Community Justice Collaborative

The Community Justice Collaborative (CJC) began as a subgroup within the Center for Human Environments in 2018.  The purpose of the CJC is to incubate initiatives that seek to transform the justice system through partnerships between academia, communities, and public agencies. The goal is to create bodies of knowledge about these initiatives that result in scholarship and public facing dissemination about novel justice/community alliances.  CJC’s work leverages reimagined criminal justice philosophy and practice and seeks solutions within communities with concentrated needs by addressing the complex problems they experience through restorative practices. These novel methods bring community resources and criminal justice functions together. For example, probation reporting sites weave together supervision with support services within communities, and people with histories of justice involvement serve as credible messengers who act as transformative peer mentors for neighbors who encounter criminal justice agencies.

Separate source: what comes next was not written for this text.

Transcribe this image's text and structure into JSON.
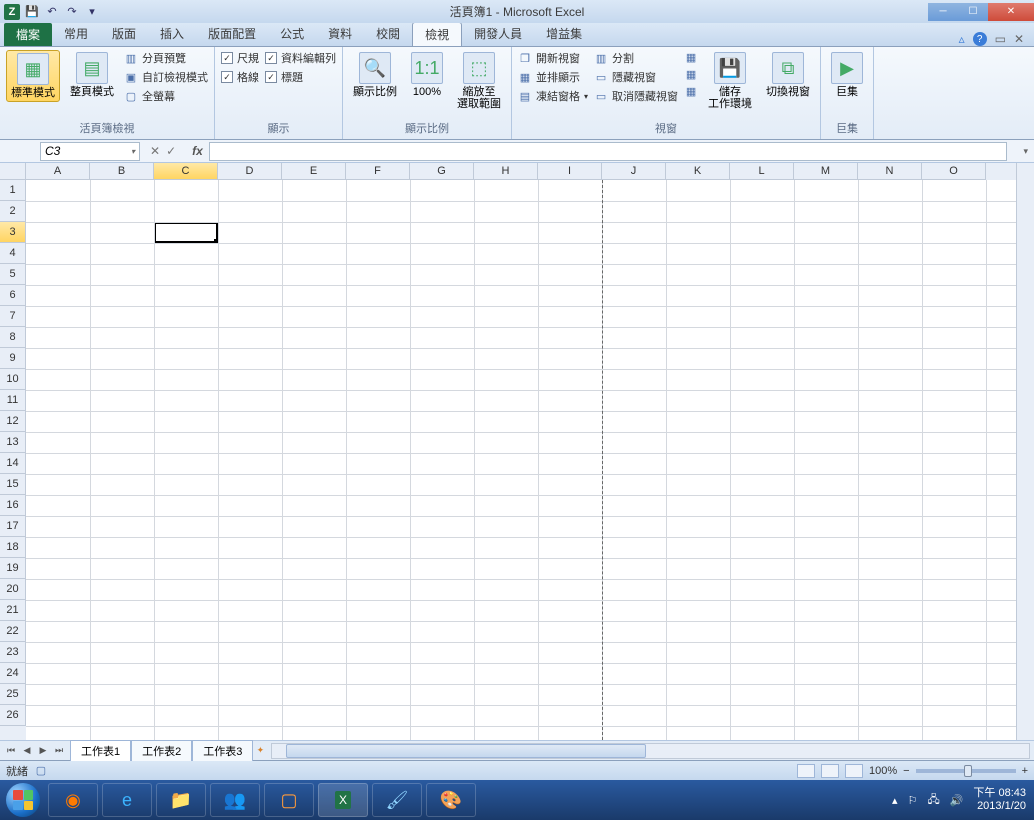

We recognize the importance of capturing the unique social and political circumstances that have enabled progress towards the restorative practices evident in New York City and other jurisdictions pursuing similar system transformation. As part of the Credible Messenger Justice Center, CJC holds an annual conference that brings together a national and international audience committed to justice reform and convenes events throughout the year that highlight local policy reform initiatives.  In addition, we seek to engage scholars and doctoral students from Social Welfare, Critical Psychology, Urban Education, and Sociology in these efforts to help build the next generation of researchers, policymakers, and practitioners committed to justice reform.

CJC has supported a participatory action research project engaging credible messengers and justice-involved youth to develop a customized interactive journaling group intervention that reflects the lives of the youth served. Subsequent research will include development of a method for tracking community/system partnerships across the US that utilize credible messengers for community corrections functions to determine what organizational and community features interrupt or produce successful partnerships.